Los sabios de tiempos antiguos cuentan esta historia. Había un pobre sacerdote taoísta que caminaba por senderos entre montañas. Vivía del aire, del agua de río y de lo que le daban.

Un día se encontró con el vendedor de peras de la aldea. El vendedor tenía más de cien peras en su carreta.

—Dame una, por favor —le dijo el sacerdote.

—No. Tienes que pagarla como los demás —respondió el vendedor de peras—. Vete.

Pero el sacerdote no se movió.

El vendedor se enfadó. La gente que estaba cerca de allí dijo:

—Dale una de las pequeñas. O una mala. Así se irá.

El vendedor dijo que no.

Se había formado una muchedumbre.

Llegó el jefe de la aldea, pidió una pera y la pagó. Se la dio al sacerdote. Éste se lo agradeció y dijo:

—Las personas como yo renunciamos a todo. Renunciamos a la vida, a la familia, al dinero, al hogar, a las posesiones. No podemos entender que haya alguien que no renuncie a nada.

La gente le preguntó:

—Es cierto que lo das todo, pero ¿qué obtienes a cambio?

El sacerdote dijo:

—Muchas cosas. Por ejemplo, hermosos perales con cientos de deliciosas peras.

La gente preguntó:

—¿Dónde están?

—Aquí —dijo el sacerdote.

Señaló la pera que sostenía y luego se la comió. Cogió las pepitas y las enterró en el suelo. Pidió un poco de agua y regó el suelo. Surgió un brote que se convirtió en árbol. En las ramas brotaron hojas, y luego peras.

—Tomad. Comed —dijo el sacerdote.

La gente comió las peras. El sacerdote dijo adiós y abandonó la aldea. El árbol se desvaneció. El vendedor de peras miró su carreta: todas sus peras habían desaparecido.

Recuerda pues, Brizna de Hierba: el que posee riquezas suele ser pobre de espíritu. Y el que es pobre en riquezas suele ser rico de espíritu.

Destellos de sabiduría oriental,

de C. F. Wong, parte 116

—Ah, mis rezos han sido escuchados: reunión de los místicos el viernes por la noche. Hace mucho, mucho tiempo que no celebramos una reunión un viernes por la noche. —Madame Xu expresó su regocijo ante sus acompañantes antes de sacar una toallita de su bolso para limpiar la mesa, aplicándola con esmero en la zona delante de ella y de la otra mujer allí presente. Sus esfuerzos no tuvieron un efecto visible en la superficie de la mesa, pero quienes la observaban supusieron que era un gesto simbólico.
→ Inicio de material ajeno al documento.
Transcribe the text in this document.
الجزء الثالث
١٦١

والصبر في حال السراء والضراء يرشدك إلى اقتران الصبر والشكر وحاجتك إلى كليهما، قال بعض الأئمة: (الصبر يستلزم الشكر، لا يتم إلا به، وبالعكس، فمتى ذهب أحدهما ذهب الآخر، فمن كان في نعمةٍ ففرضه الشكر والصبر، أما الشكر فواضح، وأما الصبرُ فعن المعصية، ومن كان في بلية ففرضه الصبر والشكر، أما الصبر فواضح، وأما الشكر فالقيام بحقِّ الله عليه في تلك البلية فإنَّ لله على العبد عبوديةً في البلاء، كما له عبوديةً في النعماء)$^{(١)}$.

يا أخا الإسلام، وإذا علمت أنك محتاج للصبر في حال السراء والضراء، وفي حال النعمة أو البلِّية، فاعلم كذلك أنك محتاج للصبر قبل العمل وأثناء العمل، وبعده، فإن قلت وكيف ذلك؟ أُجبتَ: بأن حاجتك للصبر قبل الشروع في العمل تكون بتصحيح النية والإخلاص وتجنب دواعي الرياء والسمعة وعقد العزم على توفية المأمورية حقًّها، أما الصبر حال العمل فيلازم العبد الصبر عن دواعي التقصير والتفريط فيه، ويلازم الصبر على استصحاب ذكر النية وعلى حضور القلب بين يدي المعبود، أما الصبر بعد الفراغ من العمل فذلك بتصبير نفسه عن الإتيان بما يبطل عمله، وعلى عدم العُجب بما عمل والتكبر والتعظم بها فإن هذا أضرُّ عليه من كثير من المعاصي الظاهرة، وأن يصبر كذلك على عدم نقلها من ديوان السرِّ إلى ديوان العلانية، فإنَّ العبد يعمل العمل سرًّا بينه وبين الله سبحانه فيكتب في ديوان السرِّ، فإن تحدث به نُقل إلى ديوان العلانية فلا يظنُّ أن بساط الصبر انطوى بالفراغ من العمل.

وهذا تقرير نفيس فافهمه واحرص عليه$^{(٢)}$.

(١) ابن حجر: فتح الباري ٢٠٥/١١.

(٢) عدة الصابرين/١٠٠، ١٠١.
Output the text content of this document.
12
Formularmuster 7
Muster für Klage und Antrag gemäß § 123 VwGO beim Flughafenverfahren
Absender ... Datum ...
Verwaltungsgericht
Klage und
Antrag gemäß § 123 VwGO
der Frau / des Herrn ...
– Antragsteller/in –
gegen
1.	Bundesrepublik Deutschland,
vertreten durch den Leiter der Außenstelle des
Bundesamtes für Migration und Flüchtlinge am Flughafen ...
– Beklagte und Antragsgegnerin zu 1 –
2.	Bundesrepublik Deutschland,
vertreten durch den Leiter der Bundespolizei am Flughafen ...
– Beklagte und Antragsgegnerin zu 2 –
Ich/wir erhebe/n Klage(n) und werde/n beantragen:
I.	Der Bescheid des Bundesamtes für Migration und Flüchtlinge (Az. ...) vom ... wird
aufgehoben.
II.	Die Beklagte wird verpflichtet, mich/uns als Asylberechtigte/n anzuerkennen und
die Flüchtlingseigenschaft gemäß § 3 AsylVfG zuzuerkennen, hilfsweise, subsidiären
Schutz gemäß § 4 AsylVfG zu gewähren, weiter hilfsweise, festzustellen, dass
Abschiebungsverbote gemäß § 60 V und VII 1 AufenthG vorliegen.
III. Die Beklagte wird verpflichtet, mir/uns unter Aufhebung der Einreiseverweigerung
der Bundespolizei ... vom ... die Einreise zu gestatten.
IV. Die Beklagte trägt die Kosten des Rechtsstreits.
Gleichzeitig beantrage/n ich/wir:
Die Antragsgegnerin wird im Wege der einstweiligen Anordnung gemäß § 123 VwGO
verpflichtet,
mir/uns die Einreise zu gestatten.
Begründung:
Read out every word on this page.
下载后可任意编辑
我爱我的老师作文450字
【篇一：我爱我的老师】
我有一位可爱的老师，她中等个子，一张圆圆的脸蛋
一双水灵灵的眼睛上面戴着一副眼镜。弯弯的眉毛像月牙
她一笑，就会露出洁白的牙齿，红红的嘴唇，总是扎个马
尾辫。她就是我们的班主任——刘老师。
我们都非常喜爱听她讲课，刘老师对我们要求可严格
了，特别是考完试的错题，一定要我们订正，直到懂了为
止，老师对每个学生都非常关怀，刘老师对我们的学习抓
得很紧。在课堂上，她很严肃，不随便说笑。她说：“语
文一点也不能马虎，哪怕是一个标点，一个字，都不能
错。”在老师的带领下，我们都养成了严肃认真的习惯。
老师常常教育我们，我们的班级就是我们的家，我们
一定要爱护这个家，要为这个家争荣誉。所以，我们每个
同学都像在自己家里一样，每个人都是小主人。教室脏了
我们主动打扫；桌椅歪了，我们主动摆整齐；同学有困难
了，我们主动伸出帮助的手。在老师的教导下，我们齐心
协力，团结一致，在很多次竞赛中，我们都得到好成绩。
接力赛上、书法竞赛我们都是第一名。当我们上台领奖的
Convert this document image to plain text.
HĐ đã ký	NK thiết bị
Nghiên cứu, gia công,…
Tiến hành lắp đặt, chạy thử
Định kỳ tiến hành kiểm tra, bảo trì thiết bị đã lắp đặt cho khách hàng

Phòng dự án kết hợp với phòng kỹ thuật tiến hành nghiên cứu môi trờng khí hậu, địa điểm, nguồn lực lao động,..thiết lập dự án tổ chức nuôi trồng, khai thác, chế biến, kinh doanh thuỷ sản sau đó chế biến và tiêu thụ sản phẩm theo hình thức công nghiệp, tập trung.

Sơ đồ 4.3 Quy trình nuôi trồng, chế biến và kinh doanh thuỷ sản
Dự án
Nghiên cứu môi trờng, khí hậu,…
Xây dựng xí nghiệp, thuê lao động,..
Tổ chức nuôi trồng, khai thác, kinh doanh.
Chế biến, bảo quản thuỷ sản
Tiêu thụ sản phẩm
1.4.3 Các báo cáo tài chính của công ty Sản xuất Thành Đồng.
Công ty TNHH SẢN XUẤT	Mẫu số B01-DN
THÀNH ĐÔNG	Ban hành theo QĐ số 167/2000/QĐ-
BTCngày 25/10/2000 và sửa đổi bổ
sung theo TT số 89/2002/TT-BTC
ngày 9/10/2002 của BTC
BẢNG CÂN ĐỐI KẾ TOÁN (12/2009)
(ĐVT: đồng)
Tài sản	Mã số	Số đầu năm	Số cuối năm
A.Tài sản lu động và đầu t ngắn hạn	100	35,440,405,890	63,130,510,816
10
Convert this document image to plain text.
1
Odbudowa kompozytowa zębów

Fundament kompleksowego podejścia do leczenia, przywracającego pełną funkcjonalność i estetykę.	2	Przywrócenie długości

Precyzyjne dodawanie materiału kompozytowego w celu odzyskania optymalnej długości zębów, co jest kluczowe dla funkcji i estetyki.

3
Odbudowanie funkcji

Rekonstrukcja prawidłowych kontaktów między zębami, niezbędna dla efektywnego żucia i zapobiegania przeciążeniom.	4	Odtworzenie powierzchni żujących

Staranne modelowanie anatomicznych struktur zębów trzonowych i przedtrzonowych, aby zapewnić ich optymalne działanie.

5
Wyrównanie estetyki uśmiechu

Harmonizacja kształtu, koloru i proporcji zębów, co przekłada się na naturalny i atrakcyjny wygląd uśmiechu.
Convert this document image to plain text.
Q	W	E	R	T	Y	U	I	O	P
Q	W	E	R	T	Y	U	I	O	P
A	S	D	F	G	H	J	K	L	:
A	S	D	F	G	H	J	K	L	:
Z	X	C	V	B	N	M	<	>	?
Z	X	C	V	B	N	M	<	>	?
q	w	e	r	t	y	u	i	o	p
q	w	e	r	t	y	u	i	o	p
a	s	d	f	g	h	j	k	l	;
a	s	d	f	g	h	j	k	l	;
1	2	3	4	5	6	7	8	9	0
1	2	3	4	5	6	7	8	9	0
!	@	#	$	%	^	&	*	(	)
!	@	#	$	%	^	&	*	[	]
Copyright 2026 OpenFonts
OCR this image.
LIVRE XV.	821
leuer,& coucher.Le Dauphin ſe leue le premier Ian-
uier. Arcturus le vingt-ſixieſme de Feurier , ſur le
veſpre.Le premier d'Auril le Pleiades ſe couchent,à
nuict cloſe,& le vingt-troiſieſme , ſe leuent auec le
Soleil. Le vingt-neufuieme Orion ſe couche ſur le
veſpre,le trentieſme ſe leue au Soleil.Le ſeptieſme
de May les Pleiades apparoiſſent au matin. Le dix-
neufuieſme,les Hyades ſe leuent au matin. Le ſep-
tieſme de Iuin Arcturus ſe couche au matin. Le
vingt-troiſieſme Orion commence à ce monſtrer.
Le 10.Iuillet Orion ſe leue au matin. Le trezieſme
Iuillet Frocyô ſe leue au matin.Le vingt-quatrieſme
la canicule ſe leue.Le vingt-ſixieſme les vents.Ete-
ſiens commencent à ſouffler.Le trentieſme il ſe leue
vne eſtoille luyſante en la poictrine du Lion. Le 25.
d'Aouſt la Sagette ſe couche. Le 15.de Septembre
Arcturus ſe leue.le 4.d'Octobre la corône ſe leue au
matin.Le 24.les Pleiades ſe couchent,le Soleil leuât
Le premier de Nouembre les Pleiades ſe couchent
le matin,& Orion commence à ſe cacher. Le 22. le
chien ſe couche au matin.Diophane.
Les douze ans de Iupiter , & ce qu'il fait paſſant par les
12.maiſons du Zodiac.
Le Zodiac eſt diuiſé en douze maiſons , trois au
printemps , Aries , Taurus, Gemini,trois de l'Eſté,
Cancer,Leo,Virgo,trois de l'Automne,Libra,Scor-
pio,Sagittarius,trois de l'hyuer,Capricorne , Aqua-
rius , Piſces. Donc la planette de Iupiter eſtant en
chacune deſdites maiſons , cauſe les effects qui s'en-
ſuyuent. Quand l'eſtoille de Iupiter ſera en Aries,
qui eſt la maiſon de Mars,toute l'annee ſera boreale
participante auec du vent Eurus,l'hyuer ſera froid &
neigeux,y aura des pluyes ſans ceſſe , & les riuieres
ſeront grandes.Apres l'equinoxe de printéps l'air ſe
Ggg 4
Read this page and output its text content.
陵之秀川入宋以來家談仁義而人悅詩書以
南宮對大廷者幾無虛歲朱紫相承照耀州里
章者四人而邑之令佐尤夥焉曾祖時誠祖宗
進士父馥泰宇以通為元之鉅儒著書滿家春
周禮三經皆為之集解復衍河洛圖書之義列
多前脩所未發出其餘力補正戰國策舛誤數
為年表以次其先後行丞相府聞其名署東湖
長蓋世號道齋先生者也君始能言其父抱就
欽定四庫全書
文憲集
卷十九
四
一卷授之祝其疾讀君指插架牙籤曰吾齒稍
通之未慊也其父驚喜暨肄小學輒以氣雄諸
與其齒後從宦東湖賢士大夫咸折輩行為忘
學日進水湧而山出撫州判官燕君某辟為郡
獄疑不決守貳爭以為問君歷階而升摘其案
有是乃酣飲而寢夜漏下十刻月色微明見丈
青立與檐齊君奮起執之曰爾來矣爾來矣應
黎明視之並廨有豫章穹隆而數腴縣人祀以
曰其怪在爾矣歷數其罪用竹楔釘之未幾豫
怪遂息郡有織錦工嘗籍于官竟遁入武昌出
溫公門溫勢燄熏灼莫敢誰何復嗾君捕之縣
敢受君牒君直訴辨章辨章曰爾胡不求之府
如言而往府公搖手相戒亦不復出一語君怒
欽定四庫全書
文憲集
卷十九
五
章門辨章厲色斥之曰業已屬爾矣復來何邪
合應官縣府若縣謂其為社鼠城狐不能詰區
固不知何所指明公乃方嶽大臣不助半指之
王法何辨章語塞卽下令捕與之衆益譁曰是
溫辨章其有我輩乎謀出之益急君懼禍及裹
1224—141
—¿Por qué le gusta reunirse un viernes? —preguntó Joyce.

—Verá, querida, la noche del viernes es muy especial en el Sambar —dijo la vieja adivina con aire confidencial, frunciendo sus labios carmesíes para formar un dibujo de líneas que apuntaban a su boca—. Es la noche en que el viejo Uberoi sirve
string hoppers.
El único lugar de Singapur donde los puede encontrar, que yo sepa.

—Ah. —Joyce decidió no preguntar qué eran los
string hoppers,
por no pecar de turista.

Tras un día de viento y lluvia, el atardecer era relativamente fresco en la terraza de aquel restaurante de Serangoon Road. Una semana de tiempo bochornoso y húmedo había convertido a la población en babosas, pero la repentina aparición de nubes a media mañana había ofrecido cierto alivio. No había dejado de llover intermitentemente hasta las seis y media, hora en que un céfiro del nordeste había secado las sillas y mesas a tiempo para la reunión del comité asesor de la Unión de Místicos Industriales de Singapur.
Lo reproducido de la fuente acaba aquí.